Álvarez advierte que hay cambios bajo la égida de Raúl Castro, pero que se trataría de cambios cosméticos. "Lo principal vendrá una vez desaparecido Fidel Castro", asegura el líder sindical.

RNW: El Parlamento holandés se prepara para debatir su política con respecto a Cuba. ¿ Ve usted que un país como Holanda debe jugar un papel dentro de la Unión Europea para tender y extender más lazos hacia el Gobierno de Raúl Castro ?

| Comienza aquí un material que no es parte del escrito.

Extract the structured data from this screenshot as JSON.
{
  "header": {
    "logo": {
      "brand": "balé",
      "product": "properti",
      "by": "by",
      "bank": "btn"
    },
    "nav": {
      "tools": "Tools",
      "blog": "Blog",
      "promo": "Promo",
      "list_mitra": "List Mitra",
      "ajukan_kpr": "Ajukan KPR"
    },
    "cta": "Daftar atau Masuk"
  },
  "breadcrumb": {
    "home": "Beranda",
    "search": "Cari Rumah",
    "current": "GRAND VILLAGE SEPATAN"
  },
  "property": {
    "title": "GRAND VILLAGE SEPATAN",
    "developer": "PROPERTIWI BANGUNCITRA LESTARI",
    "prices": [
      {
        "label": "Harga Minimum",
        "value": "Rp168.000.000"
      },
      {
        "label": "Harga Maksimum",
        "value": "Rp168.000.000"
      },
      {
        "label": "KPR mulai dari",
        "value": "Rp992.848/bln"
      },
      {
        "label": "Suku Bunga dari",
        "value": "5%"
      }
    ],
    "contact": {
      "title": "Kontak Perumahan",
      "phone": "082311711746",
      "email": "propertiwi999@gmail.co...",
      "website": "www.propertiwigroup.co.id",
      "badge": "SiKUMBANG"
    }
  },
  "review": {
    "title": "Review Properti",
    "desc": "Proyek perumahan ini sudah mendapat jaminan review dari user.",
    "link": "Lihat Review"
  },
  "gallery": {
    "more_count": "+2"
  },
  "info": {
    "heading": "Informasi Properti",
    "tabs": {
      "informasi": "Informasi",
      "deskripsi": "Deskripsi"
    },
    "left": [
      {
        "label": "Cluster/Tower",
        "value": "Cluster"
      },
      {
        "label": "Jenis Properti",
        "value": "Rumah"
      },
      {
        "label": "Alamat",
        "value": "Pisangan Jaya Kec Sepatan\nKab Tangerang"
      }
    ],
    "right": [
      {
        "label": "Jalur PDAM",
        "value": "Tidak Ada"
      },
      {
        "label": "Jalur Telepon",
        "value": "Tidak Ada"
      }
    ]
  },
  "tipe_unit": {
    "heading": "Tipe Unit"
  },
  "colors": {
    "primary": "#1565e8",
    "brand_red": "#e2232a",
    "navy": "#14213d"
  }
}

PPA: Dentro de la comunidad europea, Holanda siempre ha jugado un papel muy importante con respecto de Cuba. Siempre ha dado su apoyo a los demócratas cubanos. Estamos en un momento trascendental, evidentemente hay señales de inicio de cambios. Creemos que es positivo que estos cambios se hagan de forma gradual, pero Cuba no solamente necesita cambios económicos; Cuba necesita cambios en las leyes, cambios que garanticen a los cubanos poder participar en el proceso de transición democrática. También necesita más libertad, que se liberan a cientos de presos políticos que aún permanecen en las cárceles. Yo pienso que Holanda puede jugar un gran papel, manteniendo los contactos y el diálogo; pero este diálogo no tiene que ser complaciente.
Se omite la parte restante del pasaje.